Lex is a special girl that I completely like. She is special, she has special powers, yes, but she doesn't feel like a Mary Sue at all. This is because she is such a tomboyish, angry, belligerent character.
I usually don't like angry, immature teenagers, but I found myself loving Lex. This is because the book made me feel like she doesn't really want to be that way, she's hurt, she's acting out for a reason that she doesn't even know.
It was as if her psyche had been infected with an insidious pathogen, like the viruses in all those zombie movies that turn otherwise decent human beings into bloodthirsty, unkempt maniacs who are powerless to stop themselves from unleashing their wrath upon the woefully underprepared masses.
Lex really is a success story, a believable story of a troubled young woman who just needs a hard hand and enough discipline to get her to walk the straight path. Lex does mature quickly and believably, and I appreciate that. It's all thanks to Uncle Mort.
Lex sat, stupefied. Over the past two years the various authority figures in her life had scolded, pleaded, lectured, cajoled, reprimanded, and threatened bodily harm, but none of them had spoken to her with anything resembling respect.
Ten minutes and two fights over the bathroom later, they slid into their seats at the kitchen table. Uncle Mort took one look at their matching black eyes and nodded.
“Yep,” he said to himself, drifting back to his newspaper. “That’s about what I expected.”
For much of the book, you might be a little confused at the romance because the two people involved, Lex and Driggs, are, well, punching each other's lights out.

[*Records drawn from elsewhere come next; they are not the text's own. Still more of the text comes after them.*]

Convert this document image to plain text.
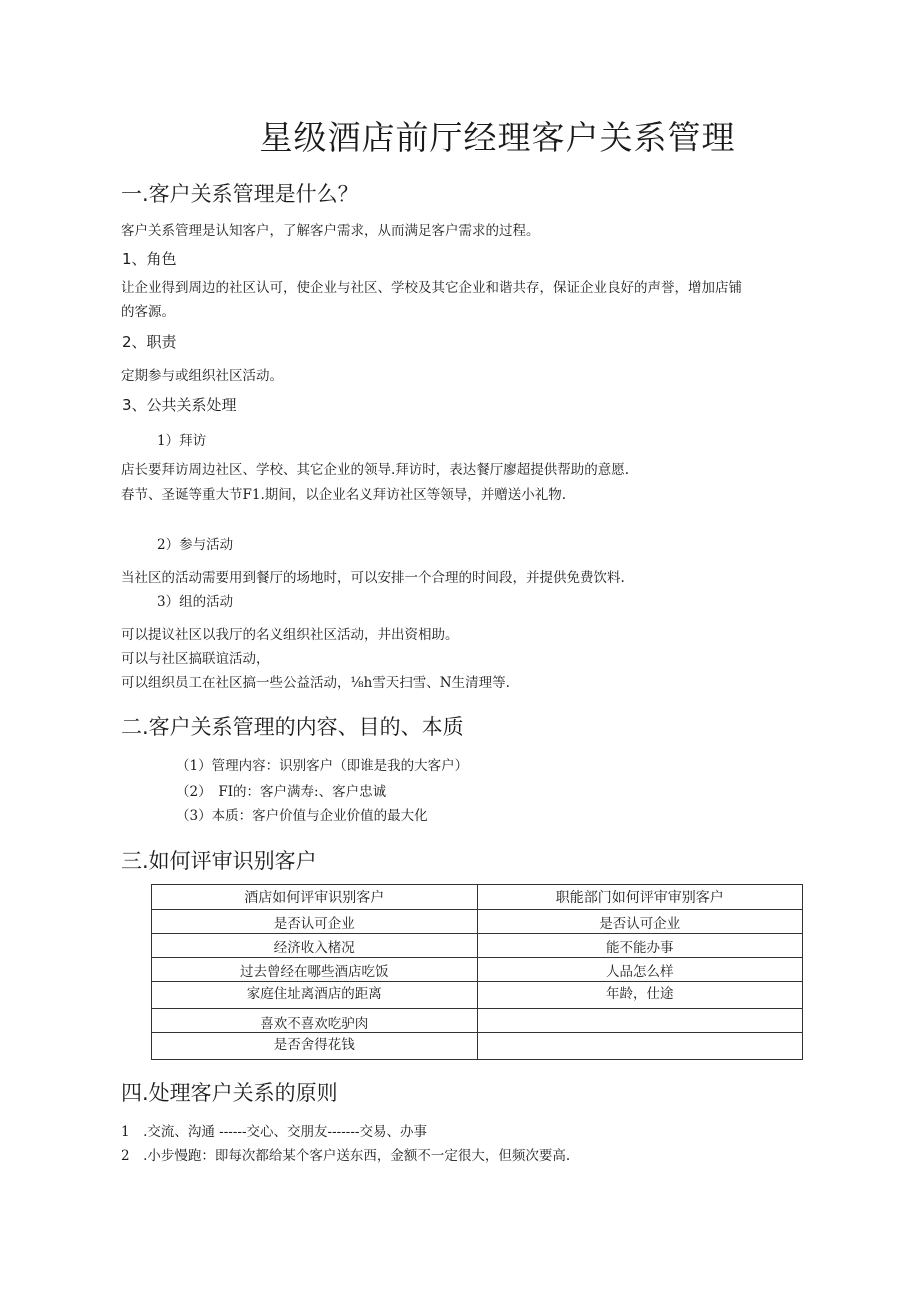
星级酒店前厅经理客户关系管理
一.客户关系管理是什么？
客户关系管理是认知客户，了解客户需求，从而满足客户需求的过程。
1、角色
让企业得到周边的社区认可，使企业与社区、学校及其它企业和谐共存，保证企业良好的声誉，增加店铺
的客源。
2、职责
定期参与或组织社区活动。
3、公共关系处理
1）拜访
店长要拜访周边社区、学校、其它企业的领导.拜访时，表达餐厅廖超提供帮助的意愿.
春节、圣诞等重大节F1.期间，以企业名义拜访社区等领导，并赠送小礼物.
2）参与活动
当社区的活动需要用到餐厅的场地时，可以安排一个合理的时间段，并提供免费饮料.
3）组的活动
可以提议社区以我厅的名义组织社区活动，井出资相助。
可以与社区搞联谊活动，
可以组织员工在社区搞一些公益活动，⅛h雪天扫雪、N生清理等.
二.客户关系管理的内容、目的、本质
（1）管理内容：识别客户（即谁是我的大客户）
（2）　FI的：客户满寿:、客户忠诚
（3）本质：客户价值与企业价值的最大化
三.如何评审识别客户
酒店如何评审识别客户	职能部门如何评审审别客户
是否认可企业	是否认可企业
经济收入楮况	能不能办事
过去曾经在哪些酒店吃饭	人品怎么样
家庭住址离酒店的距离	年龄，仕途
喜欢不喜欢吃驴肉	
是否舍得花钱	
四.处理客户关系的原则
1　.交流、沟通 ------交心、交朋友-------交易、办事
2　.小步慢跑：即每次都给某个客户送东西，金额不一定很大，但频次要高.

Lex is an aaaaaaaaangry person. I think we've settled that, and she's more than met her match in the snarky, take-no-prisoner Driggs. She wants to hit him? Well, he can dish that out, too. Equality of the sexes, yo!
“You can’t hit a girl,” she said, rubbing her face.
“You hit me first.”
“So I was defending myself.”
Lex huffed. This was going terribly. “You can’t do that!”
“It seems I just did,” he replied with a stilted laugh.
She scowled. “You are not normal.”
“Neither are you.”
Lex and Driggs fight like cats and dogs, until they realize that they actually have to get along in order to do their job. Lex wants to do her job well, she doesn't want her memories erased, and she doesn't want to be sent home. This is where she's meant to be, and she will tolerate Driggs if she must.
Driggs doesn't baby Lex, ever. He never underestimate her strength, her intelligence. He respects her, he knows she can take care of herself. Theirs is a relationship built on mutual respect and gradual friendship rather than insta-love, and I ship that completely.
And man, they are so adorably AWKWARD at kissing.
“Why do you care so much?” she asked.
Driggs sighed. “Don’t you know?”
Then something happened in the next two seconds, but neither Lex nor Driggs would be able to recall exactly what. All they knew was that after it was over, their eyes met once again, this time in horror.
“Why did you just kiss my ear?” Lex asked nervously.
Driggs winced. “Because you turned your head.”
“I thought that tree...moved.”
Another moment of silence.
As awkward as my first kiss was, I'm pretty sure that has it beat. BUT MAN, IS IT ADORABLE.